J'ai vécu seize ans de ma vie dans cet endroit, or je n'ai pas le souvenir d'avoir déjà arpenté seule et à une heure pareille, les rues de mon village. Tout parait différent dans la nuit. L'église et son incroyable architecture ne parait pas aussi joviale qu'en plein jour et le manque de réverbères rend les rues plus sinistres, plus macabres.

Cependant, la nuit noire ne m'empêche pas de me repérer. Ce village je le connais comme ma poche. Chaque coin de rue est rempli de souvenirs, de bons comme de mauvais. Malgré moi, je suis heureuse d'être de retour ici, dans cette partie de ma vie que je comptais pourtant enterrer en la quittant.
J'ai l'impression d'être un fantôme qui erre dans les allées silencieuses, spectateur de ce qui l'entoure. Personne à l'horizon. Le village n'a pas l'air endormi, il a l'air vide, dépourvu de présence humaine.

Je marche d'un pas rapide en claquant des dents.
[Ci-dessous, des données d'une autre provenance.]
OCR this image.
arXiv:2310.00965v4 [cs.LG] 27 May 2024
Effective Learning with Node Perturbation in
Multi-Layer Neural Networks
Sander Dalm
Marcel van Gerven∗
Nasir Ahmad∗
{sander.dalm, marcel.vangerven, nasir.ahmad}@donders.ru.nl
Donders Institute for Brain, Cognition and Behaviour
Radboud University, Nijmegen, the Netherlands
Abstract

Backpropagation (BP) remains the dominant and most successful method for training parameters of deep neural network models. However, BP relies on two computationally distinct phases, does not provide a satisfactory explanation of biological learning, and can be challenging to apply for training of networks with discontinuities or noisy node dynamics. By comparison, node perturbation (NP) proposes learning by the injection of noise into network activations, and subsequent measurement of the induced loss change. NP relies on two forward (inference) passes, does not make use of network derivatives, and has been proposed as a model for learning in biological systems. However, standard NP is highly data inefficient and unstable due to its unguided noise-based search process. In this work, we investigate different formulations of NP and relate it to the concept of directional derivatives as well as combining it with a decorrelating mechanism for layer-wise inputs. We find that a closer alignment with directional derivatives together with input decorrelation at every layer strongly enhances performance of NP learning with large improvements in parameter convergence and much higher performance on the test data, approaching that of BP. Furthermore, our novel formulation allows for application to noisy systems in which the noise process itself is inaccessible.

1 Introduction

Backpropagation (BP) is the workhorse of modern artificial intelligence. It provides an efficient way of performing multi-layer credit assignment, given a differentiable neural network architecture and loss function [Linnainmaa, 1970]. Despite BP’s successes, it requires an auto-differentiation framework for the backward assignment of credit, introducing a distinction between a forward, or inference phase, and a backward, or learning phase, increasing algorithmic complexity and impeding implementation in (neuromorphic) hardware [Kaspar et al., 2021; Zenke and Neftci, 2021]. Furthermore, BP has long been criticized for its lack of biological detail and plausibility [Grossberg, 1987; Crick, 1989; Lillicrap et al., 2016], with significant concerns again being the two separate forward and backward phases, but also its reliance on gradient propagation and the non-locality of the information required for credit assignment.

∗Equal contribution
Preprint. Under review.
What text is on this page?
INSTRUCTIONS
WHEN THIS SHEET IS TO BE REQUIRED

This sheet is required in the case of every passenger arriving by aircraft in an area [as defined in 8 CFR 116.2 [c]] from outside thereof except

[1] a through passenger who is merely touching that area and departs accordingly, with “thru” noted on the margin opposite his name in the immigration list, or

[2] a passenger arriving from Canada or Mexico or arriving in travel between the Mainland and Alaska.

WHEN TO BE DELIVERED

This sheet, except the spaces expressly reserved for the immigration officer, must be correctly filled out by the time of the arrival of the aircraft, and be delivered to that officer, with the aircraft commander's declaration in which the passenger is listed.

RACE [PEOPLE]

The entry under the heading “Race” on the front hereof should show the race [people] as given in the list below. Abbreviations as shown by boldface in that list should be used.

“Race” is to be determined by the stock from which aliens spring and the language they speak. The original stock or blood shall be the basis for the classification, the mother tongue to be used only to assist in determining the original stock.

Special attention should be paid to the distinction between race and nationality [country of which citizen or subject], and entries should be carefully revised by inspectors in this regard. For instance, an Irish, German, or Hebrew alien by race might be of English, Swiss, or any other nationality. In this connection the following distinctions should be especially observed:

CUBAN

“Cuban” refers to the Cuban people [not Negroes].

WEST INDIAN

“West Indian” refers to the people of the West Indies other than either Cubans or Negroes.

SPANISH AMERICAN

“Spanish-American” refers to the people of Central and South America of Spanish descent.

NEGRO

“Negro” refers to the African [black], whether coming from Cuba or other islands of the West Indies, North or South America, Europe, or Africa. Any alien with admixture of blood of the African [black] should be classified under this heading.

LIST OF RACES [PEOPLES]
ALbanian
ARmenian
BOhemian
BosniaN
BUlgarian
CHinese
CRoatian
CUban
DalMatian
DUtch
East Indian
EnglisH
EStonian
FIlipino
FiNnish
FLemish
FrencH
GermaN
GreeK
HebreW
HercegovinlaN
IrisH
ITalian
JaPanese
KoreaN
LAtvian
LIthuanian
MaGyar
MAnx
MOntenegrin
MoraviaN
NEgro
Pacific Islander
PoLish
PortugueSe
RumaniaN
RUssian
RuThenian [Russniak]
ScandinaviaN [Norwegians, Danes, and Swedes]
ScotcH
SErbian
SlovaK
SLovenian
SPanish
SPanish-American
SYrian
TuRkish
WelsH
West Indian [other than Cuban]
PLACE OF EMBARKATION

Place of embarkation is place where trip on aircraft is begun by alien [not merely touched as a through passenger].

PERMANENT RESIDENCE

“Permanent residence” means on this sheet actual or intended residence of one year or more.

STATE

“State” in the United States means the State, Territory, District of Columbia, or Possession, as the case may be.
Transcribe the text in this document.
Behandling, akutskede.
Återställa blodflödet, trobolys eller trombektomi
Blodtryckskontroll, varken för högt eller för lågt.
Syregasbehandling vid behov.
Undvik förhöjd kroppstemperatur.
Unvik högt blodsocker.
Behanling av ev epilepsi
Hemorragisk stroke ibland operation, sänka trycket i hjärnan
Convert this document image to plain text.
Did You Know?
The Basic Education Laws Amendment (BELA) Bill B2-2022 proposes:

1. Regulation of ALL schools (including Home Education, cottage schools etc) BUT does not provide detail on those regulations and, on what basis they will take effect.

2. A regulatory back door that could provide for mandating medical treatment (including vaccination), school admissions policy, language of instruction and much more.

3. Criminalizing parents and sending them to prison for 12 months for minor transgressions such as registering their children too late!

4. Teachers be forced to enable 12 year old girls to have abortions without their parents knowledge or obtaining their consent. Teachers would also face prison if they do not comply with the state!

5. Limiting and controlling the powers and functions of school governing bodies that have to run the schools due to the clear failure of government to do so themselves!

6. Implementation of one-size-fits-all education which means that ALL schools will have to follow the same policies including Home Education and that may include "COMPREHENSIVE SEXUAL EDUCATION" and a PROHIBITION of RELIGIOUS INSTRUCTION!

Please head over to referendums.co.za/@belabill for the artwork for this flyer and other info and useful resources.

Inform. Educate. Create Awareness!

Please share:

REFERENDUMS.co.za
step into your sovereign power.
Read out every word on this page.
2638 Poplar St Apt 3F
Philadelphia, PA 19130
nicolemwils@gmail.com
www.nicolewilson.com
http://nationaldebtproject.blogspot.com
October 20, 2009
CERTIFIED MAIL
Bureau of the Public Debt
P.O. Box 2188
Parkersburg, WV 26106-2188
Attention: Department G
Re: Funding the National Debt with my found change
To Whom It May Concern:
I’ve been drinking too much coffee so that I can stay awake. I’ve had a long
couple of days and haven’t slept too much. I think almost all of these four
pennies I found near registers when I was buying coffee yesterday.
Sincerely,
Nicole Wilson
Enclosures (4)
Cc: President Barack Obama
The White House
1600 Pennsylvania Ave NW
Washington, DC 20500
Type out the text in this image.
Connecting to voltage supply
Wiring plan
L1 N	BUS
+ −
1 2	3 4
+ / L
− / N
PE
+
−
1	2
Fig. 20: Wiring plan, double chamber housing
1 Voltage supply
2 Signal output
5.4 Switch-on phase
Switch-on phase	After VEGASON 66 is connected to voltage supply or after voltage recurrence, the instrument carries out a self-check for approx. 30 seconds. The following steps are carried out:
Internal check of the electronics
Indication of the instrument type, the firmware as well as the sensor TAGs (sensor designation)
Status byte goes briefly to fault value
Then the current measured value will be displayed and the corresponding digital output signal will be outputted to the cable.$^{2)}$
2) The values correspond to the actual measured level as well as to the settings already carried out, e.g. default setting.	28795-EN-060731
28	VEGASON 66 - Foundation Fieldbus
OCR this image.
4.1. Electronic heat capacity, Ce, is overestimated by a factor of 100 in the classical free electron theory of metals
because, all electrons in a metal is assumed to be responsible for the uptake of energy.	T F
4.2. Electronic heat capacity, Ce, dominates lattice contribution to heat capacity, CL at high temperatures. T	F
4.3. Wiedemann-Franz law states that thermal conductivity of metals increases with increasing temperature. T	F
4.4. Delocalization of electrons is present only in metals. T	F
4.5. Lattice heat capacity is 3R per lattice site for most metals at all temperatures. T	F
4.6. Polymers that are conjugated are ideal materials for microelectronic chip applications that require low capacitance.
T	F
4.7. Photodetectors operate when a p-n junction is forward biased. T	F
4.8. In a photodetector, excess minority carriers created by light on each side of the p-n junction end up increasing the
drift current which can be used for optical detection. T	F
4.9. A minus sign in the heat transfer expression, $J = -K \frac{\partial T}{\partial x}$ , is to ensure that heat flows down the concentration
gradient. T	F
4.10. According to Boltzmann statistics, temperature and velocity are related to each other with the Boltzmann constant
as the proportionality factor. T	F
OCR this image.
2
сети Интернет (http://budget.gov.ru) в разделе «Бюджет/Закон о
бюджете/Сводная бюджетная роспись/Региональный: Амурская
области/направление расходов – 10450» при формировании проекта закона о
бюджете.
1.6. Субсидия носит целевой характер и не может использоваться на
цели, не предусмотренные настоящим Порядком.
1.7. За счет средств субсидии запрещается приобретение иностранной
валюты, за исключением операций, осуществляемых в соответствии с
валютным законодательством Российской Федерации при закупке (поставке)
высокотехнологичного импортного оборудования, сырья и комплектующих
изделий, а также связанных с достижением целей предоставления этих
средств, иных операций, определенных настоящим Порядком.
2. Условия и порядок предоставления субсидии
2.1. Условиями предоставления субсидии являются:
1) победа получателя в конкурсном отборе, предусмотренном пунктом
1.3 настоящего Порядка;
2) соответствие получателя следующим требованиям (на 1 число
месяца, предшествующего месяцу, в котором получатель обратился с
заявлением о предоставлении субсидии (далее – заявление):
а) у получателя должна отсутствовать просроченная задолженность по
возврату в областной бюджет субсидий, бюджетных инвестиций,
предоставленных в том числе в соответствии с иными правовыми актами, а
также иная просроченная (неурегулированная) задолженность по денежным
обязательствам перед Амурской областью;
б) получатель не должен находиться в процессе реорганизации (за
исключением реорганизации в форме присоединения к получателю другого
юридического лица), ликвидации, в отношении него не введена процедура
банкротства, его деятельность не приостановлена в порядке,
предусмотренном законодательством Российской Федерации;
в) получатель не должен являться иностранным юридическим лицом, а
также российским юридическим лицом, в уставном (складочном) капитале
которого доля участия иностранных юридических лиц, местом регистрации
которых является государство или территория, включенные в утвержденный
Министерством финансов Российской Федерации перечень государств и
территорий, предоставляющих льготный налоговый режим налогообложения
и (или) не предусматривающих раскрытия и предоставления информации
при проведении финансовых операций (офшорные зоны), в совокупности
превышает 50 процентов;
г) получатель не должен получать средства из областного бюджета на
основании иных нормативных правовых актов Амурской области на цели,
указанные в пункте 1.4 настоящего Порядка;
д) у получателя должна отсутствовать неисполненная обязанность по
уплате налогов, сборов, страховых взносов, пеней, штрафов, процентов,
Malgré l'été qui approche, la brise du soir est encore fraîche dans les environs sur mes bras nus. J'ai déjà perdu les sensations de mes doigts et de mes orteils. Par je ne sais quelle chance, le conducteur du bus ne m'a rien dit lorsque je suis montée. Pourtant je n'ai pas acheté de ticket, faute de sous. Il aurait pu me laisser devant la gare, anéantissant au passage tous mes espoirs. Mais il ne l'a pas fait. Il m'a laissé, ainsi que la dizaine d'ados déchirés, m'installer au fond sans me demander quoi que ce soit.

Le trajet en bus a été des plus pénibles. Deux filles semblaient ne pas s'être rendues compte qu'elles avaient quitté leur soirée et continuaient de chanter à tue-tête des chansons de Rihanna. J'avais peur qu'à tout moment, quelqu'un vomisse ses tripes à l'intérieur. Je suis passée d'un environnement étouffant et bruyant à un vide sombre et silencieux. Le changement est brutal.

Plus je m'approche de ma destination, plus je doute. Et si elle ne me laissait pas entrer ? Non, elle ne ferait jamais ça, elle ne me laisserait pas dormir dehors. Du moins j'espère.

La famille Cooper possède une modeste petite maison en haut du village. Le chemin pour y accéder, je le connais par cœur. Je l'ai emprunté des millions de fois. Mais jamais je n'ai été aussi stressée de m'y rendre. J'ai les jambes en compote. Je suis épuisée d'avoir autant marché, épuisée de cette journée tout court.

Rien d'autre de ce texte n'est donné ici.